The hostage-taking crisis in the Niger Delta region in southeastern Nigeria claimed more victims with the abduction of a local employee of Agip, the Nigerian subsidiary of Italian oil company Eni. Kidnapping of Nigerian oil workers has been on the rise recently, causing the country's white-collar oil workers union to issue a strike threat.

The spokesperson for the police in the main oil city of Port Harcourt, Rita Abbey, confirmed the abduction.

"Yes, I got the story yesterday, but I am yet to get to the office so I can get the details of the man," he said. "But it is confirmed that he was kidnapped."

Reports say the kidnappers of James Charles, the seized worker, have demanded $100,000 ransom for his release.

The past three years have seen an upsurge in violent attacks and kidnappings targeting oil workers in the Niger Delta. Most of the attacks occurred in Rivers State capital Port Harcourt. The police say a former Nigerian oil minister's wife was kidnapped Tuesday in Port Harcourt.

Last week, gunmen kidnapped the nine-year-old son of a Nigerian employee in Port Harcourt and shot dead his 11-year-old sister accompanying him to school.

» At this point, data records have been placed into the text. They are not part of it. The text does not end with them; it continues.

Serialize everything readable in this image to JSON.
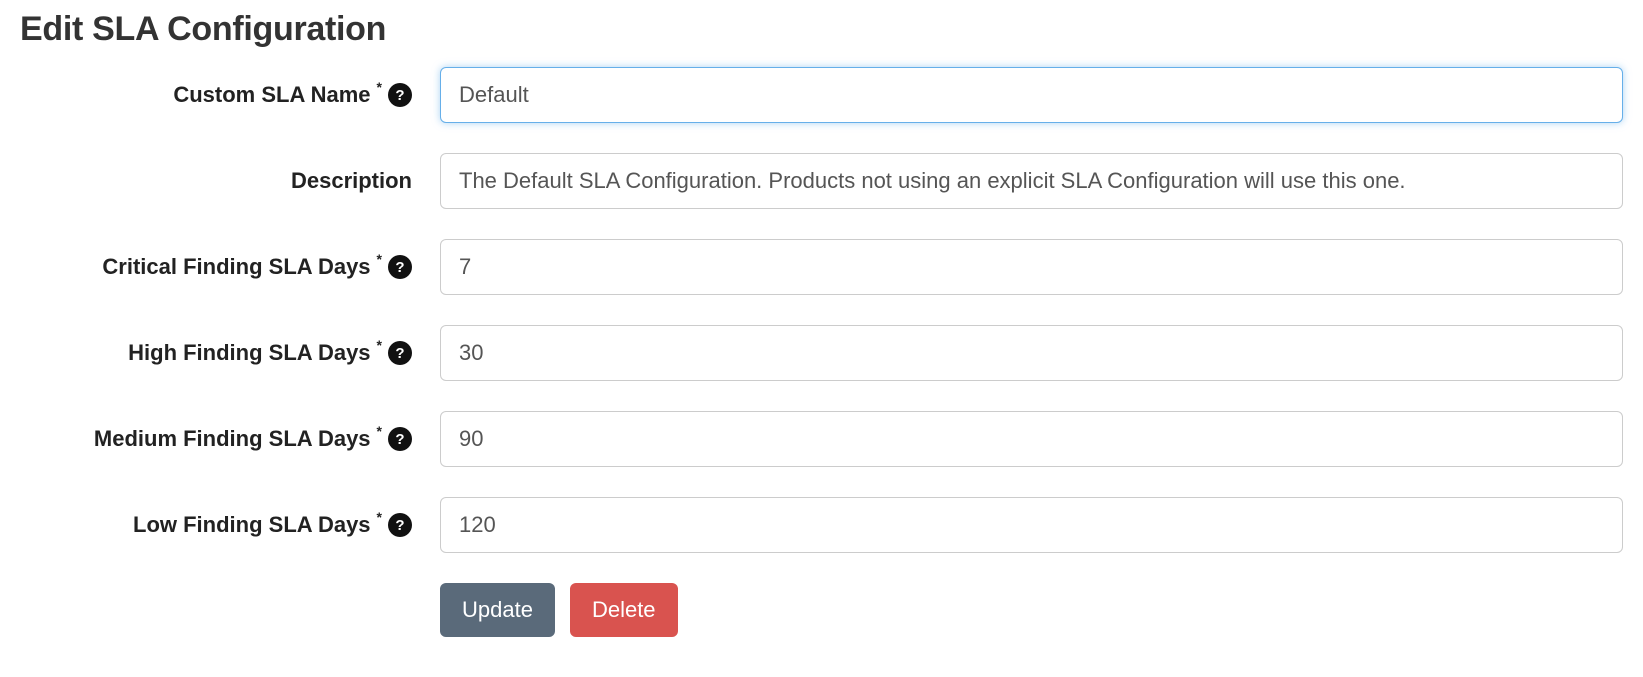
{
  "page": {
    "title": "Edit SLA Configuration"
  },
  "form": {
    "fields": {
      "name": {
        "label": "Custom SLA Name",
        "required": true,
        "help": true,
        "value": "Default"
      },
      "description": {
        "label": "Description",
        "required": false,
        "help": false,
        "value": "The Default SLA Configuration. Products not using an explicit SLA Configuration will use this one."
      },
      "critical": {
        "label": "Critical Finding SLA Days",
        "required": true,
        "help": true,
        "value": "7"
      },
      "high": {
        "label": "High Finding SLA Days",
        "required": true,
        "help": true,
        "value": "30"
      },
      "medium": {
        "label": "Medium Finding SLA Days",
        "required": true,
        "help": true,
        "value": "90"
      },
      "low": {
        "label": "Low Finding SLA Days",
        "required": true,
        "help": true,
        "value": "120"
      }
    },
    "actions": {
      "update": "Update",
      "delete": "Delete"
    }
  },
  "icons": {
    "help_glyph": "?",
    "required_glyph": "*"
  }
}
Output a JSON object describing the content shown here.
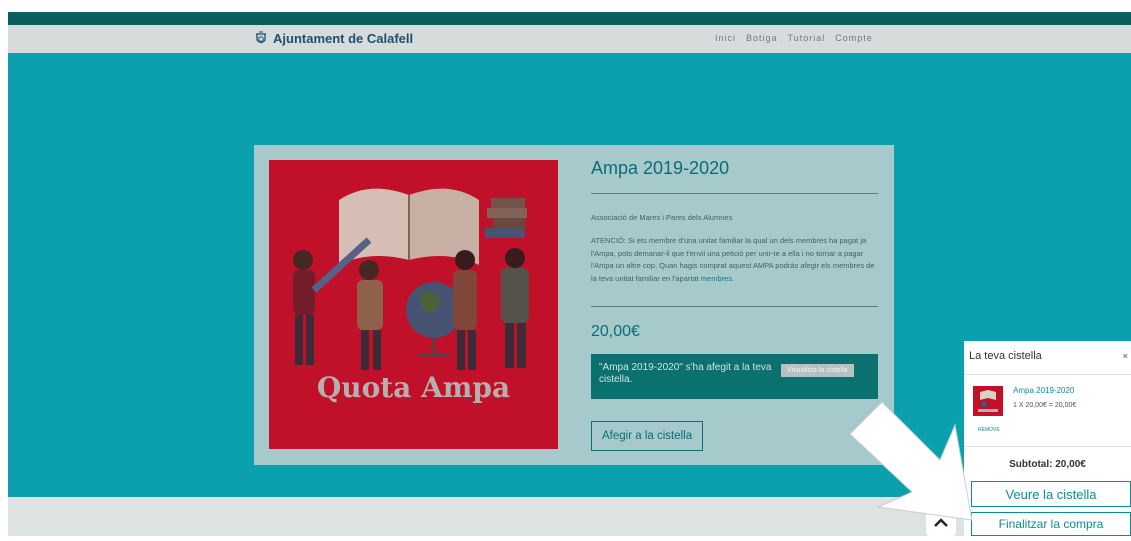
{
  "header": {
    "logo_text": "Ajuntament de Calafell",
    "nav": [
      "Inici",
      "Botiga",
      "Tutorial",
      "Compte"
    ]
  },
  "product": {
    "image_text": "Quota Ampa",
    "title": "Ampa 2019-2020",
    "subtitle": "Associació de Mares i Pares dels Alumnes",
    "note_text": "ATENCIÓ: Si ets membre d'una unitat familiar la qual un dels membres ha pagat ja l'Ampa, pots demanar-li que t'envii una petició per unir-te a ella i no tornar a pagar l'Ampa un altre cop. Quan hagis comprat aquest AMPA podràs afegir els membres de la teva unitat familiar en l'apartat",
    "note_link": "membres",
    "note_end": ".",
    "price": "20,00€",
    "notice_text": "\"Ampa 2019-2020\" s'ha afegit a la teva cistella.",
    "notice_button": "Visualitza la cistella",
    "add_button": "Afegir a la cistella"
  },
  "minicart": {
    "title": "La teva cistella",
    "close": "×",
    "item_name": "Ampa 2019-2020",
    "item_qty": "1 X 20,00€ = 20,00€",
    "remove": "REMOVE",
    "subtotal": "Subtotal: 20,00€",
    "view_button": "Veure la cistella",
    "checkout_button": "Finalitzar la compra"
  },
  "icons": {
    "logo": "coat-of-arms-icon",
    "arrow": "pointer-arrow-icon"
  },
  "colors": {
    "hero": "#0aa0ad",
    "brand_dark": "#0b5e5e",
    "accent": "#0b8d96",
    "product_bg": "#c0102a"
  }
}
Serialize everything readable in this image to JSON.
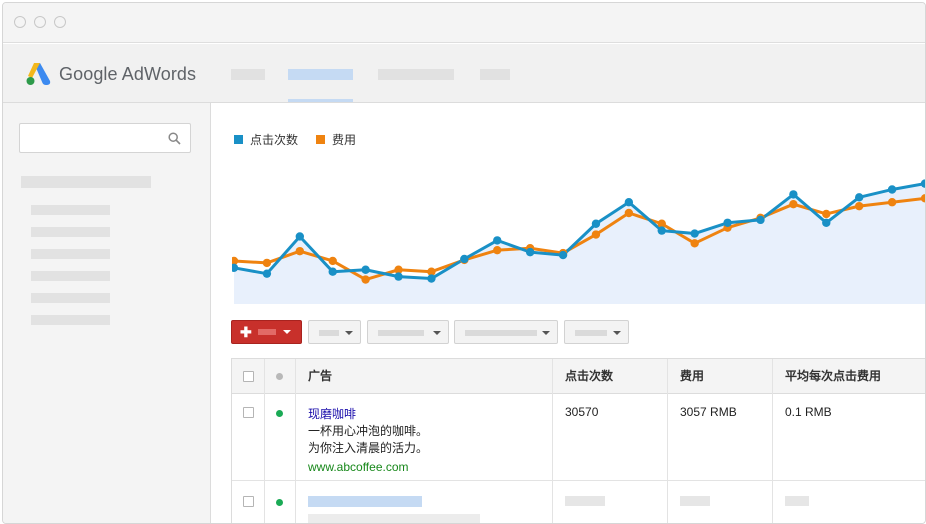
{
  "app": {
    "brand": "Google AdWords"
  },
  "colors": {
    "clicks": "#1990c6",
    "cost": "#ef8310",
    "area_fill": "#e8f0fc",
    "add_button": "#c8302b",
    "status_active": "#1aaa55",
    "ad_title": "#1a0dab",
    "ad_url": "#17881a"
  },
  "search": {
    "icon": "search-icon",
    "value": "",
    "placeholder": ""
  },
  "chart_data": {
    "type": "line",
    "legend_position": "top-left",
    "grid": false,
    "x": [
      1,
      2,
      3,
      4,
      5,
      6,
      7,
      8,
      9,
      10,
      11,
      12,
      13,
      14,
      15,
      16,
      17,
      18,
      19,
      20,
      21,
      22
    ],
    "series": [
      {
        "name": "点击次数",
        "color": "#1990c6",
        "values": [
          37,
          31,
          69,
          33,
          35,
          28,
          26,
          46,
          65,
          53,
          50,
          82,
          104,
          75,
          72,
          83,
          86,
          112,
          83,
          109,
          117,
          123
        ]
      },
      {
        "name": "费用",
        "color": "#ef8310",
        "values": [
          44,
          42,
          54,
          44,
          25,
          35,
          33,
          45,
          55,
          57,
          52,
          71,
          93,
          82,
          62,
          78,
          88,
          102,
          92,
          100,
          104,
          108
        ]
      }
    ],
    "ylim": [
      0,
      140
    ]
  },
  "toolbar": {
    "add_icon": "plus-icon"
  },
  "table": {
    "columns": [
      "广告",
      "点击次数",
      "费用",
      "平均每次点击费用"
    ],
    "rows": [
      {
        "status": "active",
        "ad": {
          "title": "现磨咖啡",
          "line1": "一杯用心冲泡的咖啡。",
          "line2": "为你注入清晨的活力。",
          "url": "www.abcoffee.com"
        },
        "clicks": "30570",
        "cost": "3057 RMB",
        "avg_cpc": "0.1 RMB"
      }
    ]
  }
}
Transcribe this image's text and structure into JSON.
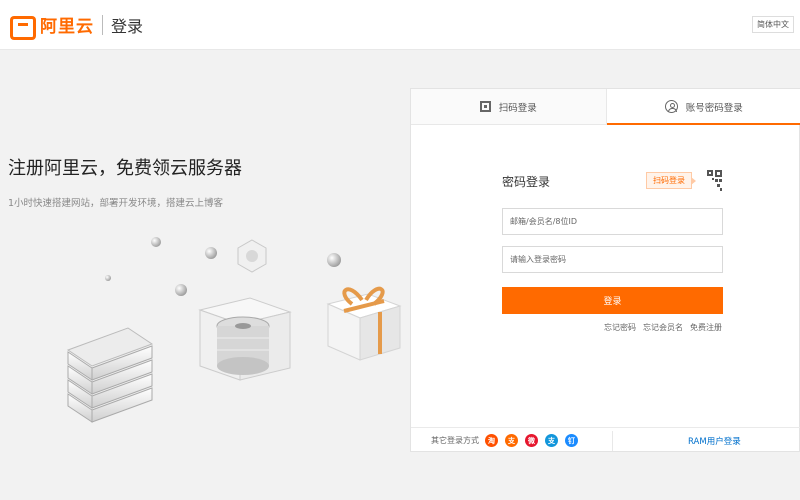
{
  "header": {
    "brand": "阿里云",
    "title": "登录",
    "language": "简体中文"
  },
  "promo": {
    "title": "注册阿里云，免费领云服务器",
    "subtitle": "1小时快速搭建网站，部署开发环境，搭建云上博客"
  },
  "login": {
    "tabs": [
      {
        "label": "扫码登录",
        "icon": "qr-code-icon",
        "active": false
      },
      {
        "label": "账号密码登录",
        "icon": "user-icon",
        "active": true
      }
    ],
    "form_title": "密码登录",
    "qr_tip": "扫码登录",
    "username_placeholder": "邮箱/会员名/8位ID",
    "password_placeholder": "请输入登录密码",
    "submit_label": "登录",
    "links": [
      "忘记密码",
      "忘记会员名",
      "免费注册"
    ],
    "other_methods_label": "其它登录方式",
    "social": [
      {
        "icon": "taobao-icon",
        "glyph": "淘",
        "color": "#ff5000"
      },
      {
        "icon": "alipay-icon",
        "glyph": "支",
        "color": "#ff6a00"
      },
      {
        "icon": "weibo-icon",
        "glyph": "微",
        "color": "#e6162d"
      },
      {
        "icon": "alipay-blue-icon",
        "glyph": "支",
        "color": "#1296db"
      },
      {
        "icon": "dingtalk-icon",
        "glyph": "钉",
        "color": "#1a8bff"
      }
    ],
    "ram_link": "RAM用户登录"
  },
  "colors": {
    "accent": "#ff6a00",
    "link": "#0070cc"
  }
}
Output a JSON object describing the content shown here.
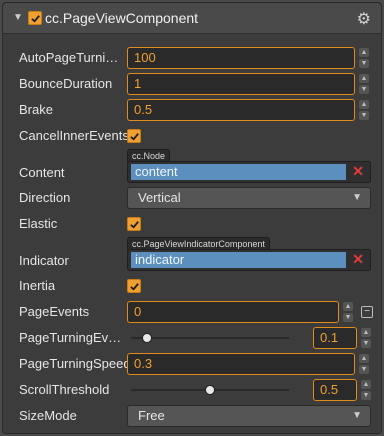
{
  "component": {
    "title": "cc.PageViewComponent",
    "enabled": true
  },
  "fields": {
    "autoPageTurning": {
      "label": "AutoPageTurnin...",
      "value": "100"
    },
    "bounceDuration": {
      "label": "BounceDuration",
      "value": "1"
    },
    "brake": {
      "label": "Brake",
      "value": "0.5"
    },
    "cancelInnerEvents": {
      "label": "CancelInnerEvents",
      "checked": true
    },
    "content": {
      "label": "Content",
      "type_tag": "cc.Node",
      "value": "content"
    },
    "direction": {
      "label": "Direction",
      "value": "Vertical"
    },
    "elastic": {
      "label": "Elastic",
      "checked": true
    },
    "indicator": {
      "label": "Indicator",
      "type_tag": "cc.PageViewIndicatorComponent",
      "value": "indicator"
    },
    "inertia": {
      "label": "Inertia",
      "checked": true
    },
    "pageEvents": {
      "label": "PageEvents",
      "value": "0"
    },
    "pageTurningEventTiming": {
      "label": "PageTurningEve...",
      "value": "0.1",
      "slider_fraction": 0.1
    },
    "pageTurningSpeed": {
      "label": "PageTurningSpeed",
      "value": "0.3"
    },
    "scrollThreshold": {
      "label": "ScrollThreshold",
      "value": "0.5",
      "slider_fraction": 0.5
    },
    "sizeMode": {
      "label": "SizeMode",
      "value": "Free"
    }
  },
  "colors": {
    "accent": "#f0a030",
    "object_selection": "#5c8fbd",
    "clear": "#e03a3a"
  }
}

Nigerian union, the Petroleum and Natural Gas Senior Staff Association, says it would begin an indefinite strike Monday unless the government improves security in the Niger Delta.

"We are talking about things that concern life," said Bayo Olowoshile, the secretary-general of the union. "People are dying on a daily basis. We just had a case of last week when the daughter of one of our colleagues in Shell was killed, and the other one has been kidnapped to an unknown place, still held in captivity. We have a series of cases. So as far as we are concerned, we are expecting government to seriously engage us before the expiration of that day."

The Niger Delta is home to the world's eighth biggest oil industry, exporting nearly two million barrels per day, but rebels have led a campaign of sabotage since early 2006 to push their demand for greater local control over oil revenues.

Militants and criminal gangs have been blamed for hundreds of kidnappings in the past three years. Hijackings and kidnappings usually end peacefully after a ransom is paid.